At the mortuary Professor Martin peered through his half-moon spectacles at the right side of the victim’s scalp. Using a fine spatula, he moved aside the thick curly hair, bent very close and sniffed. He then carefully parted a section of hair and turned to Lawrence.

‘This is interesting. Can you see that a small section of hair looks frizzy? Not the section close to the face but just behind it? And if you lean in close you can just detect a slight smell of Dettol, but also burning. It’s not strong, but then she was in the bath for some time. Can you see the strands are shorter here?’

Lawrence leaned in close and agreed. He watched as Prof Martin used sharp scissors to cut away the long thick strands and then, with the hair cropped, began to shave the complete right side of Shirley’s scalp.

‘Well, well… what have we here? I would say that this is what could have caused your victim to be unconscious, not the blow to her forehead. Can you see it?’

Lawrence looked at a strange V-shaped red mark, about three and a half inches in length. Prof Martin now continued to peel back the face and remaining scalp hair to examine the skull.

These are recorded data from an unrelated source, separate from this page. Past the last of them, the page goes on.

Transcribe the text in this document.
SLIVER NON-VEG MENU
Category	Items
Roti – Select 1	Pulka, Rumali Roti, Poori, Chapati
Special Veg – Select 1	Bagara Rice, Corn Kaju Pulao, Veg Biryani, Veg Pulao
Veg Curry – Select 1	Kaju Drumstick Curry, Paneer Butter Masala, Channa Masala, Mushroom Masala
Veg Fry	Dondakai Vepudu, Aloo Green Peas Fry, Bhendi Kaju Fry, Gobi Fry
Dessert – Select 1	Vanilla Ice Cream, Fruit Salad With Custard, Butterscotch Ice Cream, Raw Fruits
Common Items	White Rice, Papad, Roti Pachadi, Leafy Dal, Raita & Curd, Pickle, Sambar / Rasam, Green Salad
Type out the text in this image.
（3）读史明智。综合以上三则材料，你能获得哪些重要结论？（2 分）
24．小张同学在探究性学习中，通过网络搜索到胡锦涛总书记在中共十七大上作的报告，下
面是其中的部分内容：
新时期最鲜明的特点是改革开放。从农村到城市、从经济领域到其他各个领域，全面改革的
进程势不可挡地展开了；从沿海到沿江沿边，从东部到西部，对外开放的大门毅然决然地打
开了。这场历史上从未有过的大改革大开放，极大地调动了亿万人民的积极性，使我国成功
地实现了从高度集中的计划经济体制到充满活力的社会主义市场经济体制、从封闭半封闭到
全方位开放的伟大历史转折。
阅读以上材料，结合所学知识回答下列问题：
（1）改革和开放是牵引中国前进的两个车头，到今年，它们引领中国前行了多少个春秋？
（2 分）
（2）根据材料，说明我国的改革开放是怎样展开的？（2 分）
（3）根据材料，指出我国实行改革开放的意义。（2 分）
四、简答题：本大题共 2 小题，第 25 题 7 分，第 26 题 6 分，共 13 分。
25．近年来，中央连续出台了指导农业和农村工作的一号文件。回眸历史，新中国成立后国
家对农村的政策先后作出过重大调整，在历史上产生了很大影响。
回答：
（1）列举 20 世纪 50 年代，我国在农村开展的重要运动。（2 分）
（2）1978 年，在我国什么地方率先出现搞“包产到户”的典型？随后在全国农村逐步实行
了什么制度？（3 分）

‘Easily missed, and I could be wrong… perhaps the victim was wearing a band of some kind that in part might have cushioned the blow from being that visible. And her hair was thick enough to hide the strange burnt section. But it is clear she was struck to the right side of her head.’

Lawrence watched closely.

‘The wound on her forehead is not the one that would have rendered her unconscious?’ he asked quietly.

‘No, it would probably have been caused by her falling forward and hitting the edge of the tap, as has been suggested, but having read the reports describing how her body was found, it doesn’t quite add up. She should have been face down, not on her back.’

‘So you are saying that she was more than likely unconscious when she hit the tap with her head?’

‘Yes, but in any case your victim was alive in the bath water, as her blood was still flowing out of her nostrils. I would say the young lady could have had a severe nosebleed from the blow.’

Lawrence stepped back to allow Prof Martin to finish. His mind was reeling as he took in the consequences of this new information.

He was stunned.

By the time Lawrence returned to the station he was feeling exhilarated, and went straight to the incident room. Jane turned expectantly towards him as he came in and his triumphant expression told her all she needed to know. But a thrill still went through her when Lawrence said, ‘Our non-suspicious death is now very suspicious. Shirley Dawson was murdered.’